Première difficulté : l'usine française achète des marchandises et des services aux filiales non françaises de la même entreprise. Les règles internationales exigent que le commerce entre des filiales du même groupe se fasse au prix de marché, celui qui serait pratiqué si les deux filiales n’avaient aucun lien. Mais en réalité, les marchandises et les services échangés sont propres à ABC : il n’y a pas de prix de marché.
Mais il y a quelque chose de plus fondamental ici : en principe, il ne peut y avoir aucun prix qui ne puisse être justifié. Supposons que les laboratoires de R&D contribuent de manière essentielle aux profits d’ABC. Si c’est là que les profits sont réalisés, alors le laboratoire doit être rémunéré en interne par des royalties de la part des autres entités d’ABC, de manière à ce que le profit soit bien localisé dans ce laboratoire. Mais comment fait-on si chacun des deux laboratoires de R&D a créé un élément essentiel pour la production ? On n’a tout simplement aucun moyen de répartir le profit entre l'Allemagne et l'Espagne.
Ce n'est qu’un exemple ; il y en a d’autres. Par exemple, pourquoi l’impôt ne dépend-il pas du lieu où le bien ou le service sont vendus ? Après tout, le consommateur est un élément essentiel dans la création de valeur : sans lui il n'y aurait aucun profit. Et pourquoi l’impôt ne dépendrait-il pas du lieu où vivent les actionnaires ? Après tout, ce sont eux qui possèdent l’entreprise ayant réalisé le profit.
Le problème est simple : il n'y a aucune base conceptuelle, aucune raison de principe, pour nous dire où le profit est vraiment créé. Ce que nous avons, c’est un ensemble de règles internationales impénétrables, complexes et arbitraires qui sont fondées sur des accords et des compromis historiques, mais ne peuvent être défendues sur une question de principe.
Ce qui est plus ennuyeux, c’est que ces règles sont si compliquées que presque personne ne les comprend. Les avocats fiscalistes qui en sont capables peuvent gagner des fortunes.
Comment avancer ? La Commission européenne propose que dans l'UE, au moins, on devrait avoir une seule façon d’évaluer le profit. Peu importerait alors qu’ABC ait réalisé son profit en Allemagne, en France ou en Espagne, tout serait englobé dans un profit réalisé dans l’UE. La question, alors, est de répartir ce profit entre les différents Etats afin de leur permettre de le taxer.

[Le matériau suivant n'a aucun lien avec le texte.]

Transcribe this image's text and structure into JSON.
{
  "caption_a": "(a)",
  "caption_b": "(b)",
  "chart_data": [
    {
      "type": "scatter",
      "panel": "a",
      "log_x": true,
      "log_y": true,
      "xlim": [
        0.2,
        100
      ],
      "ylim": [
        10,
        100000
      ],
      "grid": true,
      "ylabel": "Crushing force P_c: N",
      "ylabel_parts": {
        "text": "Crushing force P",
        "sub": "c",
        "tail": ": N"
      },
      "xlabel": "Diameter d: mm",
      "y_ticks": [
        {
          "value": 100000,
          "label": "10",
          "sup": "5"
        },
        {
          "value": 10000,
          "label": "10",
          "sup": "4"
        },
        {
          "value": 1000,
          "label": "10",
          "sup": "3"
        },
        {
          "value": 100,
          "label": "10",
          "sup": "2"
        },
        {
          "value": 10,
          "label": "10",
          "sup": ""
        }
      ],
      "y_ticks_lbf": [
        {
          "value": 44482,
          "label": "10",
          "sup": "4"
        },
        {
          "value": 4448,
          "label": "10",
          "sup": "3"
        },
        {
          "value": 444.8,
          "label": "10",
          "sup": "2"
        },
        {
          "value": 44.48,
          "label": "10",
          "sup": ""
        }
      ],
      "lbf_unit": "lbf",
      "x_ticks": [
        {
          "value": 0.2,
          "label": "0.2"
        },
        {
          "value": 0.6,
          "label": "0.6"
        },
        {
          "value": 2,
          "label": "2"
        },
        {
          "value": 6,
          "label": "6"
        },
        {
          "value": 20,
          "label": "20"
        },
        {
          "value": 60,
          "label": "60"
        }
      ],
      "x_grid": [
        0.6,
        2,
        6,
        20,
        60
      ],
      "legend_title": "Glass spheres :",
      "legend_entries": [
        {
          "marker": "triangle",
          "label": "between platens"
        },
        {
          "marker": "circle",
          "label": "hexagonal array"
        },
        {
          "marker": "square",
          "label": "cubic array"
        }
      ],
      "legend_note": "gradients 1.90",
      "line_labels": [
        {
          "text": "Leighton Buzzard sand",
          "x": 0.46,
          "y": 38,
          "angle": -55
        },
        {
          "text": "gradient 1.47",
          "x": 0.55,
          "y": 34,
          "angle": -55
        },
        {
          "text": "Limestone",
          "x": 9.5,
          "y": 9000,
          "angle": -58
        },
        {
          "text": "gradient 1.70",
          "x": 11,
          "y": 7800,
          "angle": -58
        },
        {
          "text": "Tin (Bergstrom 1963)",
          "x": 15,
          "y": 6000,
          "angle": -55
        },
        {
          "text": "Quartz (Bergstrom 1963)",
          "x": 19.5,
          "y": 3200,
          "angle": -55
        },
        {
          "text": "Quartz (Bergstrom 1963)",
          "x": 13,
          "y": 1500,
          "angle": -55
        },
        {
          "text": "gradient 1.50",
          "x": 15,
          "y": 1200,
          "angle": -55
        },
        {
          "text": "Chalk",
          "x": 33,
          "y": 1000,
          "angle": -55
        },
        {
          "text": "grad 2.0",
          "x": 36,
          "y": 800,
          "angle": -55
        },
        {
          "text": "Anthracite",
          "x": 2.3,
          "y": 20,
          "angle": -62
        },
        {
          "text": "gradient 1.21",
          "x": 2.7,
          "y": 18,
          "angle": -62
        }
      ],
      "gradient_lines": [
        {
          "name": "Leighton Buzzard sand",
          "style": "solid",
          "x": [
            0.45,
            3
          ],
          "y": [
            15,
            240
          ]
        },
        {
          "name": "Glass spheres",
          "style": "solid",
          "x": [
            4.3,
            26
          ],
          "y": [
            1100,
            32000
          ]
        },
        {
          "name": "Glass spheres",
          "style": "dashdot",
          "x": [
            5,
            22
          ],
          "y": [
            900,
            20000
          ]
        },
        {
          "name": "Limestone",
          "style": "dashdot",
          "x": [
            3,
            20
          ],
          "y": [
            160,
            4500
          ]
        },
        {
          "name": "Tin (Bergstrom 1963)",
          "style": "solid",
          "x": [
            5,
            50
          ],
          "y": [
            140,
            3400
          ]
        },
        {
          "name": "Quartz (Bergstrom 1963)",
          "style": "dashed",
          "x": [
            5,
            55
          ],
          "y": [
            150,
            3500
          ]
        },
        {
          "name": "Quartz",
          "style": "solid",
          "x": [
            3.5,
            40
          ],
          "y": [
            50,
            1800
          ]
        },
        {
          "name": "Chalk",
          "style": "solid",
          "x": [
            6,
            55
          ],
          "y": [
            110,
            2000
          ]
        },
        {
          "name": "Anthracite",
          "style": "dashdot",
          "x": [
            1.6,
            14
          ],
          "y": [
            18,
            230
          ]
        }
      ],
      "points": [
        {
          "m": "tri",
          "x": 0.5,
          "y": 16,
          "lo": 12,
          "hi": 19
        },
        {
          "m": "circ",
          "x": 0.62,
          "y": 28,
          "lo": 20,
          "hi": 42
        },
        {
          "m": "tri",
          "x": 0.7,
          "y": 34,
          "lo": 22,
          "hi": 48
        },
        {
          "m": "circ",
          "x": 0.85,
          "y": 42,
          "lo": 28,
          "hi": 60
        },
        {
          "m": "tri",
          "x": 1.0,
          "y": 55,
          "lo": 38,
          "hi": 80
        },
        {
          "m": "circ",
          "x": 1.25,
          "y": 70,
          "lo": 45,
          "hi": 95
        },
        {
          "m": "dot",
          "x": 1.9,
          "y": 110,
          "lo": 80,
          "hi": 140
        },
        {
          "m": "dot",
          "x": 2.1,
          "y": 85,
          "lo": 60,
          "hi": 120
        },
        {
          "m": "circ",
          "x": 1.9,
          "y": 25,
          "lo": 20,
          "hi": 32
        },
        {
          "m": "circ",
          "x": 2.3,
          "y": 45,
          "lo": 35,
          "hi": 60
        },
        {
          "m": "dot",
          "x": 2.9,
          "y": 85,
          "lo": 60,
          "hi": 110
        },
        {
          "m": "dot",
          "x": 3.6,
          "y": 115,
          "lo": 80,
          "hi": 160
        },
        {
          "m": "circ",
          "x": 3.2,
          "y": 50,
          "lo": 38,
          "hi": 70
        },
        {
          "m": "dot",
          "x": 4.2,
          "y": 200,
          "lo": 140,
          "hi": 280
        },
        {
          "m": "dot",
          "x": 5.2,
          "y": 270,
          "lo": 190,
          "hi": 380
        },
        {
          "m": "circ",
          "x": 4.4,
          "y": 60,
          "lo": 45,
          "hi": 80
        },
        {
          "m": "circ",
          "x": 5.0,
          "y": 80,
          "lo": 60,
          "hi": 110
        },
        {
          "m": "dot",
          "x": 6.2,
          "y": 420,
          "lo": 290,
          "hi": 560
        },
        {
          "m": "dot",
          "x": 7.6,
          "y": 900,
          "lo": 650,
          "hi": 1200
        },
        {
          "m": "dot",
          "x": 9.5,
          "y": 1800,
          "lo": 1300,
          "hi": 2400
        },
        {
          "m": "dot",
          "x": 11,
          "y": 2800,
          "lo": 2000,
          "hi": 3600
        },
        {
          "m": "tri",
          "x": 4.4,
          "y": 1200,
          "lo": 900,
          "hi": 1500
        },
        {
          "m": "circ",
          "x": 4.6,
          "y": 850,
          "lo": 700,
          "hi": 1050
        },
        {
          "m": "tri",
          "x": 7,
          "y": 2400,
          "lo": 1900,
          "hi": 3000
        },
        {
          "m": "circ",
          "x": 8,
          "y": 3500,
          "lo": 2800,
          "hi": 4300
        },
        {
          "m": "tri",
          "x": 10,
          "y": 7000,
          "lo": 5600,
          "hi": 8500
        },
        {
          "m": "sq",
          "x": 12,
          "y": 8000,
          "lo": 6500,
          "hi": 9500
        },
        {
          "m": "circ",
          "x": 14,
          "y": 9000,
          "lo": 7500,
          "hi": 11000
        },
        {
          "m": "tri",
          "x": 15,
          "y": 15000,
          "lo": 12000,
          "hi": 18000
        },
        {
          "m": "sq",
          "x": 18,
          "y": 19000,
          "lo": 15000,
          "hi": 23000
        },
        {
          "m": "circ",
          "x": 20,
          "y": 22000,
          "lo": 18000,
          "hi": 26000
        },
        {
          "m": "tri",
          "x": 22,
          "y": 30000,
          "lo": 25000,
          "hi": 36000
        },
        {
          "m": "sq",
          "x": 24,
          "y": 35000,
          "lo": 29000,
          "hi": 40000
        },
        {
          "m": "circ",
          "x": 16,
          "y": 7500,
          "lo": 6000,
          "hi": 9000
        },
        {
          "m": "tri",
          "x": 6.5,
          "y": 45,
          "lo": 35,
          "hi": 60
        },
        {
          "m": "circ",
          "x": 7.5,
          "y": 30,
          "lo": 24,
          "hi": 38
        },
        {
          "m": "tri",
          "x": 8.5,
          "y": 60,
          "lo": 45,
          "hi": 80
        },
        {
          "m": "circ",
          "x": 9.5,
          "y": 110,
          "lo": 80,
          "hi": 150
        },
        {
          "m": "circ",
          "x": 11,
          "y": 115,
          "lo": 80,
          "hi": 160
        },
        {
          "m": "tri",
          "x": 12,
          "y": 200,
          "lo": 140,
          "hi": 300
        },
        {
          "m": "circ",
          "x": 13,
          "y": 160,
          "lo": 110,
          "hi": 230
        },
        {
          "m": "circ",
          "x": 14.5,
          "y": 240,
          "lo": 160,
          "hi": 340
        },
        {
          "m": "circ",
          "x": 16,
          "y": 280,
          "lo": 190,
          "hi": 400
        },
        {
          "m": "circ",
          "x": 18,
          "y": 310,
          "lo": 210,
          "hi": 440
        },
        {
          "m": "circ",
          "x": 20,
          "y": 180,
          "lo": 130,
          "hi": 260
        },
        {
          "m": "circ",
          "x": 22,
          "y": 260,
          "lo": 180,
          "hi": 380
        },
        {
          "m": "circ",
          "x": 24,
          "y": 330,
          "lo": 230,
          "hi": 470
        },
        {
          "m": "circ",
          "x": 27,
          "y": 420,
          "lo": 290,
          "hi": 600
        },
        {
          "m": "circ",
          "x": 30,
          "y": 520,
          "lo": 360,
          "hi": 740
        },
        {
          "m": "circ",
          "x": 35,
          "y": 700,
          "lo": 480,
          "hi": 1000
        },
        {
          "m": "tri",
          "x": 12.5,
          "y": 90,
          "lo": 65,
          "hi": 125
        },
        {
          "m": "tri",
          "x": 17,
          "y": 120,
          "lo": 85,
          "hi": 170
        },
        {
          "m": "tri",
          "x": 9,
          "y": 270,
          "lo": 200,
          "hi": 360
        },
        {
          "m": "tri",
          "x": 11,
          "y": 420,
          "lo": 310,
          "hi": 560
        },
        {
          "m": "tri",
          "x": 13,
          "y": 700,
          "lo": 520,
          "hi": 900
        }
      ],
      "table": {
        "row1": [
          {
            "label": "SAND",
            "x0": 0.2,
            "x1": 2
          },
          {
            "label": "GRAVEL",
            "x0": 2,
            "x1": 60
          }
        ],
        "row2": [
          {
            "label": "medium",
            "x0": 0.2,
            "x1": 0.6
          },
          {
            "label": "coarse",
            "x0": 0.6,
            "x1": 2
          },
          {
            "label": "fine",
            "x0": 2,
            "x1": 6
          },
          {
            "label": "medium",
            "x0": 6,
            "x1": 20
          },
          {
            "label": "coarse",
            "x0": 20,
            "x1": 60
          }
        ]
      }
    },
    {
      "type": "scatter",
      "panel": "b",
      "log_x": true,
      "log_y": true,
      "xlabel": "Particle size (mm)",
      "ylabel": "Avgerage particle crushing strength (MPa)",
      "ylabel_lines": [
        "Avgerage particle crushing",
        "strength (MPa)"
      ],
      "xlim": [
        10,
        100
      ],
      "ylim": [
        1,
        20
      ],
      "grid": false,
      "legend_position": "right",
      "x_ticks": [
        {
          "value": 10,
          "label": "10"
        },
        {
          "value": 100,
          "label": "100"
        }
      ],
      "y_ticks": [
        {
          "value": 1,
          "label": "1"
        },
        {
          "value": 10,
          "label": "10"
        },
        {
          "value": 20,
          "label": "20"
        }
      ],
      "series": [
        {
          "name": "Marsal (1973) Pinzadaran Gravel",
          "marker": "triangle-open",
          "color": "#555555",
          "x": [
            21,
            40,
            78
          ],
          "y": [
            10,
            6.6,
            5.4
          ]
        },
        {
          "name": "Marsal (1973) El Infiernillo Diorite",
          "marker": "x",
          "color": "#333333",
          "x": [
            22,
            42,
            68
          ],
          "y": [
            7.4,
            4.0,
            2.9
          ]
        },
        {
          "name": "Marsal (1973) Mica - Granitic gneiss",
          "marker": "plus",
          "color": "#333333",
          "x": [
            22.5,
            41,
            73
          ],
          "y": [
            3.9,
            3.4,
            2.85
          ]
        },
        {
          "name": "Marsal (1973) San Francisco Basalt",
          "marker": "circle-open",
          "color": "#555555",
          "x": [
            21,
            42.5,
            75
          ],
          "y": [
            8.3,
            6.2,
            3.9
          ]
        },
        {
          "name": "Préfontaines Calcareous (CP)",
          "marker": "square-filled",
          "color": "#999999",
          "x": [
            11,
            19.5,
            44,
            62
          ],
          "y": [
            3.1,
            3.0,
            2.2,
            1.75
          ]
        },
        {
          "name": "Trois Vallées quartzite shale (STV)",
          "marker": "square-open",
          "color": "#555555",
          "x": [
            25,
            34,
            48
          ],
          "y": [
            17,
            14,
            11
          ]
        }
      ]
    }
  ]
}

Comment, on ne le sait pas encore. La répartition serait nécessairement fondée sur une formule arbitraire.
Mais tout système plus simple et plus transparent constituerait une avancée par rapport à la situation actuelle. Cependant, cette proposition ne répond pas à la question de la concurrence fiscale. Conformément à la proposition de la Commission, les Etats membres continueraient à avoir différents taux, qu'ils appliqueraient à leur part de profit total. Ils seraient donc toujours incités à rivaliser. Évidemment, beaucoup semblent croire aux bienfaits d'une telle concurrence dans la fiscalité des sociétés, en arguant du fait que les Etats, quand ils en ont la possibilité, choisissent généralement des taux d’imposition trop élevés.
En tout état de cause, le degré de concurrence entre les Etats dépendra de la formule choisie. Et on voit bien qu’ils continuent à s’intéresser de très près aux revenus qu’ils peuvent tirer du profit des entreprise. Pour le moment, les taux d’imposition ne sont pas près de disparaître. Tant qu’ils existent, cela vaut la peine de réduire leur complexité.